Federal Shariat Court, Syed Shabbir Hussain Kazmi and others v. Government of Pakistan and others, 10 October 2005
Reference to international law to strengthen a decision based on domestic law
Forced labour/ Wages /Qur’an/ Reference to international law to strengthen a decision based on domestic law
According to the constitutional rights granted by article 23 D of the Constitution of Pakistan, the claimants, owners of kilns used to manufacture bricks, lodged a complaint regarding various provisions of the Bonded Labour System (Abolition) Act, 1992 since they considered these provisions as being repugnant to the injunctions of the Quran and Sunnah. In the claimants’ view, the definitions "bonded debt", "bonded labour", "bonded labourer" and "bonded labour system" referred to practices existing within the Peshgi3 system predominant in the brick industry. The claimants argued that since such practices were not contrary to Islam, they could not be defined as illegal by a law. The claimants also called for the abolition of the Jamadari system4 to be declared contrary to the Qur’an, since it was the only means available to brick kiln owners to keep watch over the performance of the workers with regard to the job of brick-making entrusted to them.

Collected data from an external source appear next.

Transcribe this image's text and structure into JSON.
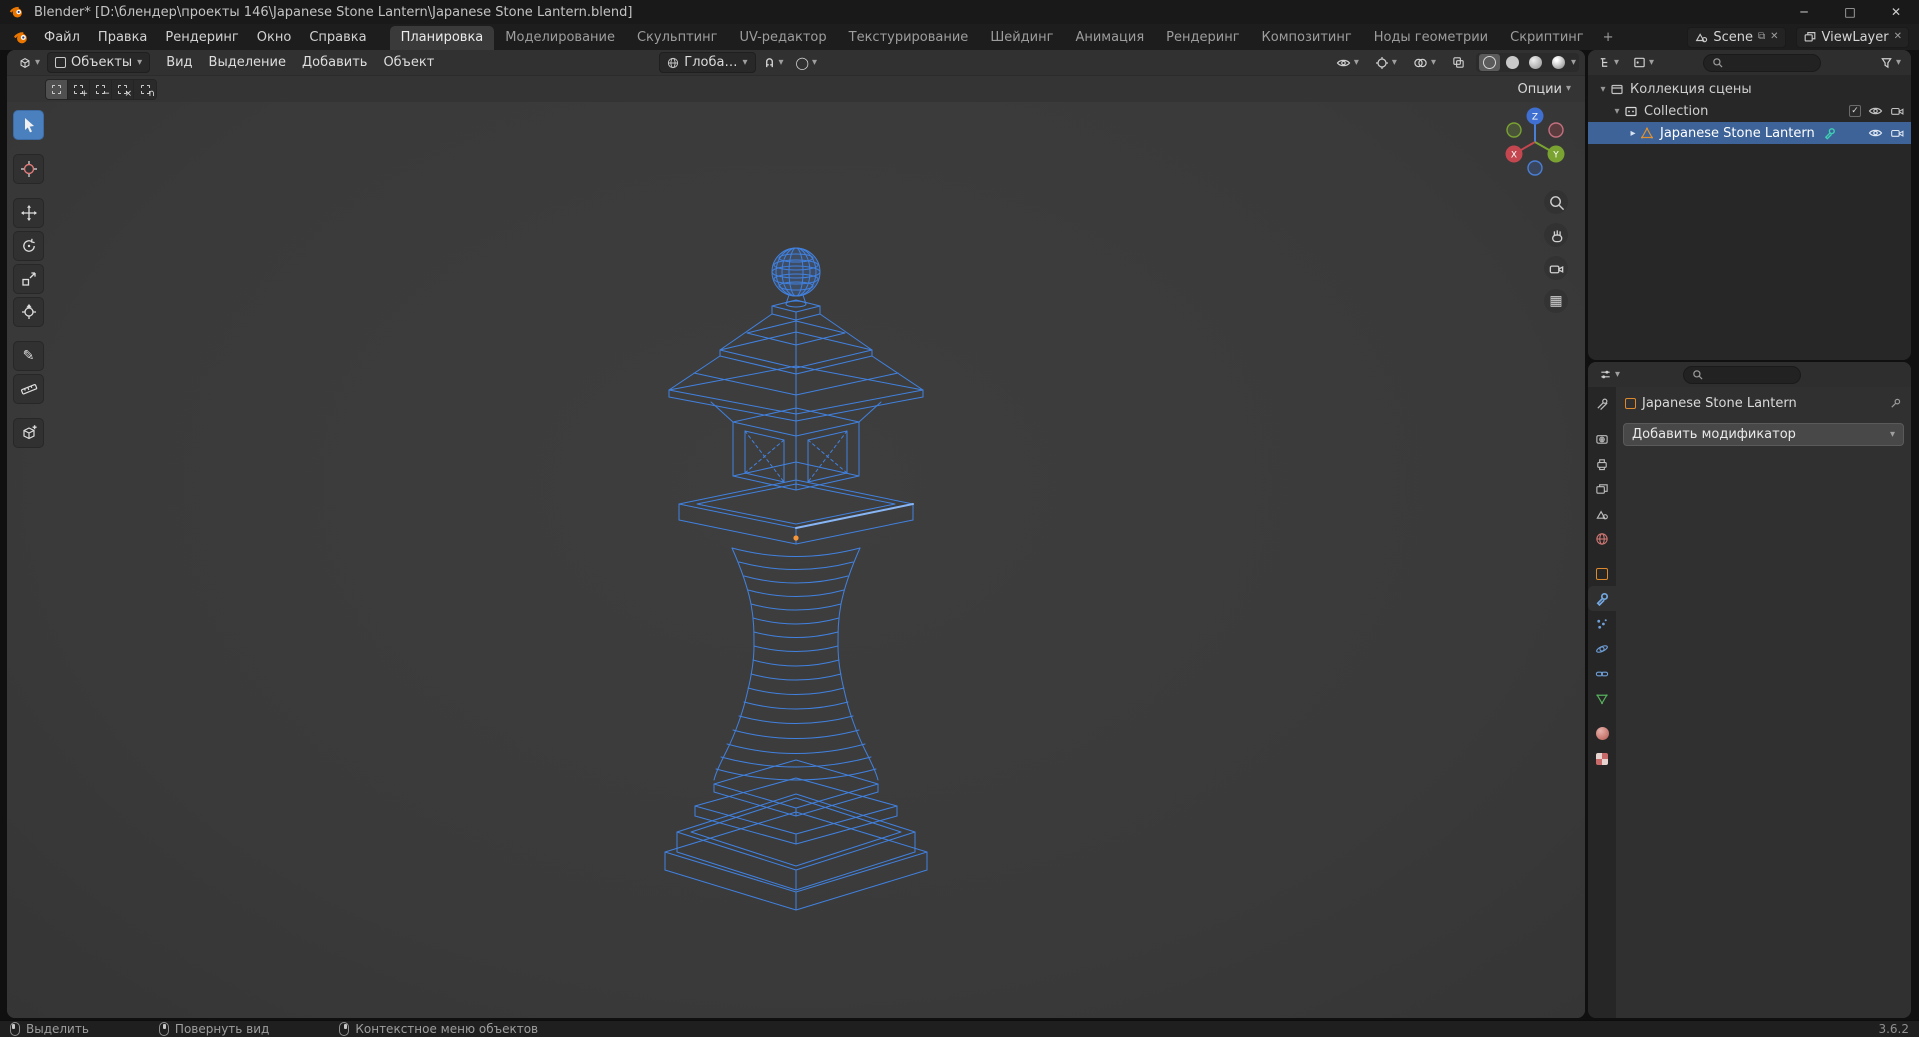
{
  "window": {
    "title": "Blender* [D:\\блендер\\проекты 146\\Japanese Stone Lantern\\Japanese Stone Lantern.blend]"
  },
  "icons": {
    "minimize": "─",
    "maximize": "□",
    "close": "✕",
    "chevron_down": "▾",
    "disclosure_open": "▾",
    "disclosure_closed": "▸",
    "check": "✓",
    "annotate_pen": "✎",
    "grid": "▦",
    "prop_circle": "◯",
    "mode_extend": "+",
    "mode_subtract": "−",
    "mode_invert": "×",
    "mode_intersect": "∩",
    "unlink": "✕",
    "add_tab": "+"
  },
  "menubar": {
    "menus": [
      "Файл",
      "Правка",
      "Рендеринг",
      "Окно",
      "Справка"
    ],
    "workspaces": [
      "Планировка",
      "Моделирование",
      "Скульптинг",
      "UV-редактор",
      "Текстурирование",
      "Шейдинг",
      "Анимация",
      "Рендеринг",
      "Композитинг",
      "Ноды геометрии",
      "Скриптинг"
    ],
    "active_workspace": "Планировка",
    "scene_label": "Scene",
    "view_layer_label": "ViewLayer"
  },
  "viewport": {
    "mode_label": "Объекты",
    "menus": [
      "Вид",
      "Выделение",
      "Добавить",
      "Объект"
    ],
    "orientation_label": "Глоба…",
    "options_label": "Опции",
    "axis": {
      "x": "X",
      "y": "Y",
      "z": "Z"
    },
    "shading_modes": [
      "wireframe",
      "solid",
      "material",
      "rendered"
    ],
    "active_shading": "wireframe",
    "active_tool": "select-box"
  },
  "outliner": {
    "rows": [
      {
        "label": "Коллекция сцены",
        "icon": "scene-collection"
      },
      {
        "label": "Collection",
        "icon": "collection"
      },
      {
        "label": "Japanese Stone Lantern",
        "icon": "mesh-object",
        "selected": true
      }
    ]
  },
  "properties": {
    "object_name": "Japanese Stone Lantern",
    "add_modifier_label": "Добавить модификатор",
    "active_tab": "modifiers",
    "tabs": [
      "tool",
      "render",
      "output",
      "view-layer",
      "scene",
      "world",
      "object",
      "modifiers",
      "particles",
      "physics",
      "constraints",
      "data",
      "material",
      "texture"
    ]
  },
  "statusbar": {
    "hints": [
      "Выделить",
      "Повернуть вид",
      "Контекстное меню объектов"
    ],
    "version": "3.6.2"
  },
  "colors": {
    "accent": "#4772b3",
    "wireframe_blue": "#4285e8",
    "selected_row": "#3d6399",
    "object_orange": "#dd8a2e",
    "mesh_green": "#4cbf8e",
    "shading_red": "#c96a6a",
    "viewport_bg": "#3b3b3b"
  }
}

In the view of the Federal Shariat Court, the law as a whole was of vital importance, since it aimed to prevent and put an irreversible end to the institution of forced labour, not only in the brick industry but also in other sectors. The Court also found that the law was consistent with international legislation, in particular the Universal Declaration of Human Rights and ILO Convention No. 29.
“On 10th June, 1930 the General Conference of the International Labour Organization convened a conference at Geneva and adopted certain proposals to take the form of International Convention about Forced or Compulsory Labour. Pakistan ratified this Convention known as "29th Forced Labour Convention, 1930" on 23-12-1957. Two Articles of this convention are relevant in the context of the controversy involved in these cases. These are reproduced as under:
‘Article 4: 1) The competent authority shall not impose or permit the imposition of forced or compulsory labour for the benefit of private individuals, companies or associations. 2) Where such forced or compulsory labour for the benefit of private individuals, companies or associations exists at the date on which a Member's ratification of this Convention is registered by the Director-General of the International Labour Office, the Member shall completely suppress such forced or compulsory labour from the date on which this Convention comes into force for that Member.

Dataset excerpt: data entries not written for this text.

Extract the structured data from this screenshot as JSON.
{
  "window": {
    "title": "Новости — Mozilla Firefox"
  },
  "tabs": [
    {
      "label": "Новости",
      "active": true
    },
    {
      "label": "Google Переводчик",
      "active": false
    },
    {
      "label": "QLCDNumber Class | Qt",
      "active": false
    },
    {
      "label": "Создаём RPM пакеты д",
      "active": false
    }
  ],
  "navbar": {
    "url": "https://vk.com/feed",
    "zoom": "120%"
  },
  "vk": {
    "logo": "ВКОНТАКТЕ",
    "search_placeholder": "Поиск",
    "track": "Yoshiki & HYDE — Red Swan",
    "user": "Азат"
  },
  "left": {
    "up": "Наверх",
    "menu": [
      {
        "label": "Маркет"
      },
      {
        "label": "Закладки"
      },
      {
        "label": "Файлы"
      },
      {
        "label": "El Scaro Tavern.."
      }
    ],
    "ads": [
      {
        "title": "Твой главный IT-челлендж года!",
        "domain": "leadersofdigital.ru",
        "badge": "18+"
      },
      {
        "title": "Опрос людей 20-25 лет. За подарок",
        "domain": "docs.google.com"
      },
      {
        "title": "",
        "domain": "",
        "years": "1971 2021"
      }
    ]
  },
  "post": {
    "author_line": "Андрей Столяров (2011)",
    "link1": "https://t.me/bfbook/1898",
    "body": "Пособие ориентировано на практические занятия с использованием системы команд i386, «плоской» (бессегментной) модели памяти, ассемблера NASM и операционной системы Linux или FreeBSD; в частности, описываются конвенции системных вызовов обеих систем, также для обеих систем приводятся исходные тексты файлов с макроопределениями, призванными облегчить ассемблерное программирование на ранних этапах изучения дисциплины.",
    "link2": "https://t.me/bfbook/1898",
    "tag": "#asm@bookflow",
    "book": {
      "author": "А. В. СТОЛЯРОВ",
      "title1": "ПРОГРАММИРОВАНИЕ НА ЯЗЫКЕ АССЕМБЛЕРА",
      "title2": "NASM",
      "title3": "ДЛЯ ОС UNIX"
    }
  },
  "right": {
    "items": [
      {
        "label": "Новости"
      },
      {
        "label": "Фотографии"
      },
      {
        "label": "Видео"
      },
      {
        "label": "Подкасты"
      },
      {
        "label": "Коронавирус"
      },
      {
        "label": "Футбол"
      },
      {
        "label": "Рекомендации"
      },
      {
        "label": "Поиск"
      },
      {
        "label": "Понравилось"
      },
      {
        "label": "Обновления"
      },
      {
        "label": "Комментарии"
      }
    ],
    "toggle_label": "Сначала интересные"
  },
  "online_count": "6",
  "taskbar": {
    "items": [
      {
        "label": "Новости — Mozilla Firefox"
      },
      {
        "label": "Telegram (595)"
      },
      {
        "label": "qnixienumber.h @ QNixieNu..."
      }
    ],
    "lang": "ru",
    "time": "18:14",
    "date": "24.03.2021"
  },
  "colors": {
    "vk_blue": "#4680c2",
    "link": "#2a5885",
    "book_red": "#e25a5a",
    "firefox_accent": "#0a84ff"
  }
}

Article 5: 1) No concession granted to private individuals, companies or associations shall involve any form of forced or compulsory labour for the production or the collection of products which such private individuals, companies or associations utilise or in which they trade. 2. Where concessions exist containing provisions involving such forced or compulsory labour, such provisions shall be rescinded as soon as possible, in order to comply with Article 1 of this Convention.’”5
The Court went on to highlight that Islam has enshrined unequivocal respect for human rights. In this sense, the Court ruled that the definitions subject to the dispute did not violate any Islamic commandments; on the contrary, the definitions aimed to fulfil the ideals enshrined in the Qur’an and Sunnah related to the defence of human dignity in general and the protection of the fundamental rights of the working class in the society in particular. Finally, the Court stated that the law had done the right thing in abolishing the Peshgi and Jamadari systems, since these systems took advantage of the low level of education of workers in order to exploit them.
Based on the provisions of the Qur’an, Sunnah and ILO Convention No. 29, the Court concluded that the law on the abolition of forced labour did not constitute a breach of any Islamic commandment, and consequently the claimants’ case was dismissed.